Впрочем, как же не быть унижению? Нет, оно есть: вы унижены тем, что не [успели справиться с этим деревом, обломать его ветвей], сующихся куда им не следует; вы несообразительны и бессильны; от этого, кроме физической боли, есть в вас и досада. Однако ж все это — тонкости, которыми не стоит заниматься: простая ли тут боль или вместе с болью есть и унижение. Об этом не стоит рассуждать. Важность только в том, что вы не делаете ничего особенно дурного, когда пользуетесь при случае тенью того же самого дерева, которое хлестнуло вас по лицу; важность еще в том, что если вы как-нибудь воспользовались его тенью, из этого не следует еще заключить, что вам не был неприятен удар его ветви и не чувствуете вы надобности [сломать ее], чтобы не повторяла она над вами такой же проделки.
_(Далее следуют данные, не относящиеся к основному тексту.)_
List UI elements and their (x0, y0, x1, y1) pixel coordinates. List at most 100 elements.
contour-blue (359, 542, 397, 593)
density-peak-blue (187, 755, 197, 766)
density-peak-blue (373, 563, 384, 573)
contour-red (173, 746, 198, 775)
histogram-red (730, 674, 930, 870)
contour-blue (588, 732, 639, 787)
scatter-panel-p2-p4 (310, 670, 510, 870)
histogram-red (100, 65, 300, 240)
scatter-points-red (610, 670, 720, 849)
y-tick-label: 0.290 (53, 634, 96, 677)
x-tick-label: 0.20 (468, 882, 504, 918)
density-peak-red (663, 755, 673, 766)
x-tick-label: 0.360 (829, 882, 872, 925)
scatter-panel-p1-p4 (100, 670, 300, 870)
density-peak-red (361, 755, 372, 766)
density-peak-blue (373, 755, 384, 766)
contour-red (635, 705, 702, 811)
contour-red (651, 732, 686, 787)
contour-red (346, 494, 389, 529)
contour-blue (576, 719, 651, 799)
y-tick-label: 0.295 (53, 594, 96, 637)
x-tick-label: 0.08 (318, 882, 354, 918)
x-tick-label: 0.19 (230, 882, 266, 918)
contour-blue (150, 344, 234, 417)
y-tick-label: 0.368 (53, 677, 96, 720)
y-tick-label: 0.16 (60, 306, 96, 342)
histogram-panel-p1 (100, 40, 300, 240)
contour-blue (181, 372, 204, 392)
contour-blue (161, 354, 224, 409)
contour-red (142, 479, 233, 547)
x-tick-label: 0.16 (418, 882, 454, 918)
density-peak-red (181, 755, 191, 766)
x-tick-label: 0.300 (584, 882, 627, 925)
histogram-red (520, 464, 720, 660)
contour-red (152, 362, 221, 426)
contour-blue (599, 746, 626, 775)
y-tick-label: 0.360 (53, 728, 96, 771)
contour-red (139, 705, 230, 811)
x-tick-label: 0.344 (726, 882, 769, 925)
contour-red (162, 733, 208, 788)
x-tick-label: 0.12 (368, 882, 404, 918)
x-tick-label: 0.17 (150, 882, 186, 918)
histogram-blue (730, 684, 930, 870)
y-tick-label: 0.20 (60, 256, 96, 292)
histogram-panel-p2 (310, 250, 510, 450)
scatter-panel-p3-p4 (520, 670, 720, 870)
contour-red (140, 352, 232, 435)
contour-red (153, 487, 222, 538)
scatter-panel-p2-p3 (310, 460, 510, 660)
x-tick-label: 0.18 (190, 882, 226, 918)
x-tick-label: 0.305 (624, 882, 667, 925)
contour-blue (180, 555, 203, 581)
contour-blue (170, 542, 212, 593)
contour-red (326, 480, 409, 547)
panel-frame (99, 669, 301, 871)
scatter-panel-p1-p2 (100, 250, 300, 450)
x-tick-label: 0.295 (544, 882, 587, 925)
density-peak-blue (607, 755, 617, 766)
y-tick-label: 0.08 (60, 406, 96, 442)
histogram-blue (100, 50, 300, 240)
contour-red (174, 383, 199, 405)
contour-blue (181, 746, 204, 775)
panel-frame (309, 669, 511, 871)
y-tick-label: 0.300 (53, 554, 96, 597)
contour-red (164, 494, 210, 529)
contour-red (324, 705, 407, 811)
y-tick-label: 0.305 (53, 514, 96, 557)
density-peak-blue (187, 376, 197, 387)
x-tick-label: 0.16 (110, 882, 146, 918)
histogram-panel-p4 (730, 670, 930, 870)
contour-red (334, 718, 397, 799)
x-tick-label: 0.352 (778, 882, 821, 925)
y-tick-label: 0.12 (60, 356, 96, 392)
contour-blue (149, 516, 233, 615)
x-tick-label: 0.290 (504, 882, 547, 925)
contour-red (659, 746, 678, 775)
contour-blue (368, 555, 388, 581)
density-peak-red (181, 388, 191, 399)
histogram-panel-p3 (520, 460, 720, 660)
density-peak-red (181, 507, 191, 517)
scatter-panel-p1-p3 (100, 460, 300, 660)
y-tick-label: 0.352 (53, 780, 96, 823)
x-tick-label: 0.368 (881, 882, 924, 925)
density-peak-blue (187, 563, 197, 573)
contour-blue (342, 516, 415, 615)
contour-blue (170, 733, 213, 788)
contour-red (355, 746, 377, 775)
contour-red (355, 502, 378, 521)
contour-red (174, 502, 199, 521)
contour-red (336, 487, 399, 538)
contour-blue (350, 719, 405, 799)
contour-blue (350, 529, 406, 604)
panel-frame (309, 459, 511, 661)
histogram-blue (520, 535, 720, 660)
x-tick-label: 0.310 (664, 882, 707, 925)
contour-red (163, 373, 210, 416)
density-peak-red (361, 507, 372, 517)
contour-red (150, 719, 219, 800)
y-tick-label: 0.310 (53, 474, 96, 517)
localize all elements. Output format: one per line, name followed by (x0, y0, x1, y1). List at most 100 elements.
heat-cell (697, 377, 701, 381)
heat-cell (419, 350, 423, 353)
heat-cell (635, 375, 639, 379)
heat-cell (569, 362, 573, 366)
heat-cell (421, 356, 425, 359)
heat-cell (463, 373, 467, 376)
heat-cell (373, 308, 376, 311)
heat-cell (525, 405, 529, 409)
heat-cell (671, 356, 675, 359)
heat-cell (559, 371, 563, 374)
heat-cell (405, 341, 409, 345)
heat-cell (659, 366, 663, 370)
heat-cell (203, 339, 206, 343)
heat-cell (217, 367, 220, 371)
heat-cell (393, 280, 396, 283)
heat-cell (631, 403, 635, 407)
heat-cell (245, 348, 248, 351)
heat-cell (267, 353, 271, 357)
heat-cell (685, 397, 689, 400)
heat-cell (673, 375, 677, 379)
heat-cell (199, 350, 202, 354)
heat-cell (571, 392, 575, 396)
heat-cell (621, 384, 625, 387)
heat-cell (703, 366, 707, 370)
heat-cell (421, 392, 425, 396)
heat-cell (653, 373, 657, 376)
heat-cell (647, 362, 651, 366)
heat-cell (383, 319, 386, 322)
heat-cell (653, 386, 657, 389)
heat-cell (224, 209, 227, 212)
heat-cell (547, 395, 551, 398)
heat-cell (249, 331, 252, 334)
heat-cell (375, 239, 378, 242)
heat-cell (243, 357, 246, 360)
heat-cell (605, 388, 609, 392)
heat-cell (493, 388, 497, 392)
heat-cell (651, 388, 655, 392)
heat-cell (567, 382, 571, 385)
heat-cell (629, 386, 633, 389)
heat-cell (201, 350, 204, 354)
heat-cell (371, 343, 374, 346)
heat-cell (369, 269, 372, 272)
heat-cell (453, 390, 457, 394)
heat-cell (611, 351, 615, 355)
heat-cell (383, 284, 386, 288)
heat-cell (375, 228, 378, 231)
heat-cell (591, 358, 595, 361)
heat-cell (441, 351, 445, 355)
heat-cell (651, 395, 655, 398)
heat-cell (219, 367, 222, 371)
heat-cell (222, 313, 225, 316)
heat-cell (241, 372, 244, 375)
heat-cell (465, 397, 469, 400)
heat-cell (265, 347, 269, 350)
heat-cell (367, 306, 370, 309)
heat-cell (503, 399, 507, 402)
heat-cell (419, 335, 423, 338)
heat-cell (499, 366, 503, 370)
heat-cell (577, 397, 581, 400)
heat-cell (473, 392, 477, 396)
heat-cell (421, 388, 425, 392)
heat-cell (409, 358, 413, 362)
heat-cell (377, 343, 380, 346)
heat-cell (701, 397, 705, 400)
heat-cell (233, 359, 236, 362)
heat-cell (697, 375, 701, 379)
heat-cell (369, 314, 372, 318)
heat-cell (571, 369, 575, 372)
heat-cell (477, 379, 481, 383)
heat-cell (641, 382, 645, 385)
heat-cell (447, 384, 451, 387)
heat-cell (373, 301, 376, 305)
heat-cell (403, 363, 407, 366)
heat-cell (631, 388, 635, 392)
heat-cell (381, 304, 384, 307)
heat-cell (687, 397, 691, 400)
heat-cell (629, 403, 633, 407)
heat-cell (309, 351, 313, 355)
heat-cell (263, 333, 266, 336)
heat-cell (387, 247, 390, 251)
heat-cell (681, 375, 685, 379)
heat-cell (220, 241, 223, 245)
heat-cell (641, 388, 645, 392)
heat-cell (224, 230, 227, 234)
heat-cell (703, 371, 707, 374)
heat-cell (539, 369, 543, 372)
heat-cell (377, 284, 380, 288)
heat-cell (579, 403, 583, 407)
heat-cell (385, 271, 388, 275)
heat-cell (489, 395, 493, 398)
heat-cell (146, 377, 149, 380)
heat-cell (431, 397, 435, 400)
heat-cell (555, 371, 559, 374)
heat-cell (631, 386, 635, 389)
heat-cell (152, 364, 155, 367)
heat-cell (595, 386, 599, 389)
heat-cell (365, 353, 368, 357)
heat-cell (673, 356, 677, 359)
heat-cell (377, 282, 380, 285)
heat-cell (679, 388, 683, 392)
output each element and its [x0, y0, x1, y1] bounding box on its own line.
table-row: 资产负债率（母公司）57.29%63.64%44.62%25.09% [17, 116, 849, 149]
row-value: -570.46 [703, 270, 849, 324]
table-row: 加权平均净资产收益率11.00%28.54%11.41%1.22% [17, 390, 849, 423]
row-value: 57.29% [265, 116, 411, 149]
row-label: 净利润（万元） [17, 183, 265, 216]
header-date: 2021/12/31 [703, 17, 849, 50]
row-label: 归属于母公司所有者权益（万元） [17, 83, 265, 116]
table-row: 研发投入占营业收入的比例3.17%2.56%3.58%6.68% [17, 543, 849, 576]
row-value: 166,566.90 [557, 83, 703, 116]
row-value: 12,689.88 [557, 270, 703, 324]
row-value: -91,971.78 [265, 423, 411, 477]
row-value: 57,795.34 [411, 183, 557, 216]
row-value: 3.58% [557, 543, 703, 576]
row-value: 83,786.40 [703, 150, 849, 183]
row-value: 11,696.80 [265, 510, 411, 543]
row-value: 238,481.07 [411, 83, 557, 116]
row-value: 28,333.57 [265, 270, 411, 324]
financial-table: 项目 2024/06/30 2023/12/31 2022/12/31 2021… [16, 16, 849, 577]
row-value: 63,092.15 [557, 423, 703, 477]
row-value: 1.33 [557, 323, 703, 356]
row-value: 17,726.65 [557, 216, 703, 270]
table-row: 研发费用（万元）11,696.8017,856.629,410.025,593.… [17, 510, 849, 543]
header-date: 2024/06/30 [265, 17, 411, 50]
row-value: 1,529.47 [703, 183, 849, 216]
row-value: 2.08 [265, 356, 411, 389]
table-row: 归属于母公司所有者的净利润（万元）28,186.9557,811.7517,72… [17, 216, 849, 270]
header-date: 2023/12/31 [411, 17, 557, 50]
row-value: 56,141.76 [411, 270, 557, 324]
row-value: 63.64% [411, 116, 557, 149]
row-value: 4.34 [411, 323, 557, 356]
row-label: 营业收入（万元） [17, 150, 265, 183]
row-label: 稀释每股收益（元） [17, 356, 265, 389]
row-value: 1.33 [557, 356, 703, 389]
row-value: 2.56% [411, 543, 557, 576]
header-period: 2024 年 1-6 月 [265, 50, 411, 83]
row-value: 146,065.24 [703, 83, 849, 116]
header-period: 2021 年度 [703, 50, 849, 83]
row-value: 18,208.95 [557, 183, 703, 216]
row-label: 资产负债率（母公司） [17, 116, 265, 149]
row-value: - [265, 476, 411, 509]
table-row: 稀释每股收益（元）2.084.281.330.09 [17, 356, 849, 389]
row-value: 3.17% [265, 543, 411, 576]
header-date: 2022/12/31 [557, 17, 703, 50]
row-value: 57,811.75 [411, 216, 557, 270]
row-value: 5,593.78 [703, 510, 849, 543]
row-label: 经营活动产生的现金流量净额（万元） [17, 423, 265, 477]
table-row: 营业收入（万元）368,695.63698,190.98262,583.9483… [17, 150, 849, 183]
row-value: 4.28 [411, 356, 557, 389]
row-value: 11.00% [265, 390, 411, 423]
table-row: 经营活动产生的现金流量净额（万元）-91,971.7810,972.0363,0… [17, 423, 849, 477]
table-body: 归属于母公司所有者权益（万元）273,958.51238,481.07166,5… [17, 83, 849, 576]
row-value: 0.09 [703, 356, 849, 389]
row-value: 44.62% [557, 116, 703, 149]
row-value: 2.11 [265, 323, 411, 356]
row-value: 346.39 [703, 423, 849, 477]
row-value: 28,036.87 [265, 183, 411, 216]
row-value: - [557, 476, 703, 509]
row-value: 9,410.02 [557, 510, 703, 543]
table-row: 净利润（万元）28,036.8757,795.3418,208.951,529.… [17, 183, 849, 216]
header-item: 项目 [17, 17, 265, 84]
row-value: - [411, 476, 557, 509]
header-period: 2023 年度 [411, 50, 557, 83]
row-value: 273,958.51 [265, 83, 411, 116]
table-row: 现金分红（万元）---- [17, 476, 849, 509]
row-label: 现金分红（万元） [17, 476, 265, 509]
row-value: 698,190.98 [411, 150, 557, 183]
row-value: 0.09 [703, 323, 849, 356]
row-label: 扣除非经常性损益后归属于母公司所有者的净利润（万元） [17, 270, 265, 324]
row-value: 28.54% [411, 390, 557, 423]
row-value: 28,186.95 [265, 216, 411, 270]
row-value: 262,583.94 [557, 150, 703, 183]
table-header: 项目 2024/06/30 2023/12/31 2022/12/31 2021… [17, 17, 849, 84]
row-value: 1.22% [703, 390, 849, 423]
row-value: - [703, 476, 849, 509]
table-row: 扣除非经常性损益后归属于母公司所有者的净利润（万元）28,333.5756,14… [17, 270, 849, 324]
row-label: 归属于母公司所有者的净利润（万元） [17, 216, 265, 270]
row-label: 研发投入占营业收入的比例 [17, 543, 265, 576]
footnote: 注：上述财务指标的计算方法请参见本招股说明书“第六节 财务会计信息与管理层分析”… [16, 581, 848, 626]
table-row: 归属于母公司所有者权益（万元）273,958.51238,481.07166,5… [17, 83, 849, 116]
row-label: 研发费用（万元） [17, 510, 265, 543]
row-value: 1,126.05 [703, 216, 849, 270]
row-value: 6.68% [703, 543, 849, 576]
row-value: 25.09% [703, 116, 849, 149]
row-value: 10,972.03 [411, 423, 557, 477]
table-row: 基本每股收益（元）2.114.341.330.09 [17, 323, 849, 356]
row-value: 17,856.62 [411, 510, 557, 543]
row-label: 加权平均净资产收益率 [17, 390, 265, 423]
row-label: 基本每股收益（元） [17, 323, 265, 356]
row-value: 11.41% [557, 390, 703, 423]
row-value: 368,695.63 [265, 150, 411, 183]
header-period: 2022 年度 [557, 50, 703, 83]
Мы нашли ближайшую причину той невозможности защитить свои права, которая заставляет дюжинных людей в народе безответно переносить страдания и неприятности, не обнаруживая даже злобы на обидчиков. Но ведь если всмотреться поближе в эту частную и ближайшую причину, она сама требует объяснения. [Понятно, что безответно подчинялся тяжелому и оскорбительному чеченскому порядку обращения русский пленник, уведенный в Гергебиль или Гуниб мюридами Шамиля. Он там был один против сотни, против тысячи людей. А здесь наоборот: обидчик один, обижаемых десятки. От всяких несправедливостей и наглостей страдает масса, а полезны или приятны они только небольшому числу людей. Отчего же за малочисленными обидчиками остается сила, а бесчисленные обижаемые находят себя бессильными?] Понять это поможет нам рассказ г. Успенского «Обоз». В этом маленьком очерке нет ровно никаких особенных происшествий: среди сильной метели кое-как дотащился обоз до постоялого двора; мужики поотогрелись, и один из них позабавил товарищей на сон грядущий анекдотом о том, какие здоровенные лошади были у какого-то неизвестного извозчика; под этот рассказ усталые мужики крепко уснули. Дальше тоже не случилось ничего особенного; но если мы будем сокращать рассказ о том, что было дальше, впечатление факта ослабится и вы не поймете всего смысла его. Предлагаем же вам прочесть внимательно весь следующий довольно длинный отрывок, не перебегая глазами ни через одну строку, хотя на всех строках все одно и то же.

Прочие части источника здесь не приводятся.